The war on terror produced more terror and will never end. The Bush-Bin Laden impasse seemed to have disappeared in the dustbin of history, yet history has no real garbage cans, only long tails. France drops a bomb from time to time, achieving nothing positive but endangering the lives of its citizens, who are more exposed to terror attacks at home or abroad. Ditto for Britain. The US bombs Iraq and Syria every day, thus slouching toward the Huntington nightmare and fulfilling the wildest dreams of agents of terror.
Revenge is bad policy even if psychologically it is perfectly understandable. The tools for defeating the ISIS terrorists exist: They are economic, political and diplomatic. The United States was tricked into support for Islamist extremists by Saudi Arabia, and it paid a heavy price for this in 2001.
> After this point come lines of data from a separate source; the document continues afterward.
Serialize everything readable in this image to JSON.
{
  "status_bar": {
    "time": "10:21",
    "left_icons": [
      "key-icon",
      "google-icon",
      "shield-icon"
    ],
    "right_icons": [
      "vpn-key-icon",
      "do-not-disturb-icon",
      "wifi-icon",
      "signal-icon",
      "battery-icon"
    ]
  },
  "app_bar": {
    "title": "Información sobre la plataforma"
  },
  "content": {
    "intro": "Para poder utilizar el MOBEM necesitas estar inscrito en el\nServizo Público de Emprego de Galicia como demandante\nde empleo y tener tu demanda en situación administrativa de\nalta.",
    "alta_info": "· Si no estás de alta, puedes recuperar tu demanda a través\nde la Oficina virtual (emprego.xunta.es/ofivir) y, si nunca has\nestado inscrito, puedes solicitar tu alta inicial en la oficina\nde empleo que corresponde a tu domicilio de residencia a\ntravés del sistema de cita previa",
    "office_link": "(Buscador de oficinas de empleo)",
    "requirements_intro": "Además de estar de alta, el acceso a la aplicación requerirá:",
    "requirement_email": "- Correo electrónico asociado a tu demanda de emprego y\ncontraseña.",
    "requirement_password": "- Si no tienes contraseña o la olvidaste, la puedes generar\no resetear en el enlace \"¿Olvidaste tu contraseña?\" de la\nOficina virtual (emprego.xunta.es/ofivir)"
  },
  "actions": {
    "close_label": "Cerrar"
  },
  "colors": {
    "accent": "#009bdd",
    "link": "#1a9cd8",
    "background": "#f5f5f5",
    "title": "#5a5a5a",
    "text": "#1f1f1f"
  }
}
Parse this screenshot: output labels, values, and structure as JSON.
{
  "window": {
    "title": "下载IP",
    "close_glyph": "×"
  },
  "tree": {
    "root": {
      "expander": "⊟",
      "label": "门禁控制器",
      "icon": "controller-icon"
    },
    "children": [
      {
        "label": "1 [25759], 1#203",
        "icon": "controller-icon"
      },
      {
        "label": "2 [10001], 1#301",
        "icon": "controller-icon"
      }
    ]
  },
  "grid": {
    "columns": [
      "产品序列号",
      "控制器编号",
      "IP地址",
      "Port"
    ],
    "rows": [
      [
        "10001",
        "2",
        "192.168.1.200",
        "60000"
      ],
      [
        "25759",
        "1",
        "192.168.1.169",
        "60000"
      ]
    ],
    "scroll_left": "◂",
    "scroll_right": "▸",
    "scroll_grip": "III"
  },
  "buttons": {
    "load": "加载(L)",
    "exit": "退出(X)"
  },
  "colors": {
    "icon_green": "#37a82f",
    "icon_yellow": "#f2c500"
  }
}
Showing true leadership for the United States would mean blocking the financial flows and arms shipments from one of its allies to one of its enemies. It would also mean stopping the game of arming the enemies of my enemies, for weapons always find their way into the hands of my worse enemies. The late Chalmers Johnson explained how “blowback” works; it would be time for the United States, France and Britain to think before they act. There are no magic bombs, and blowback ensures the war on terror never ends.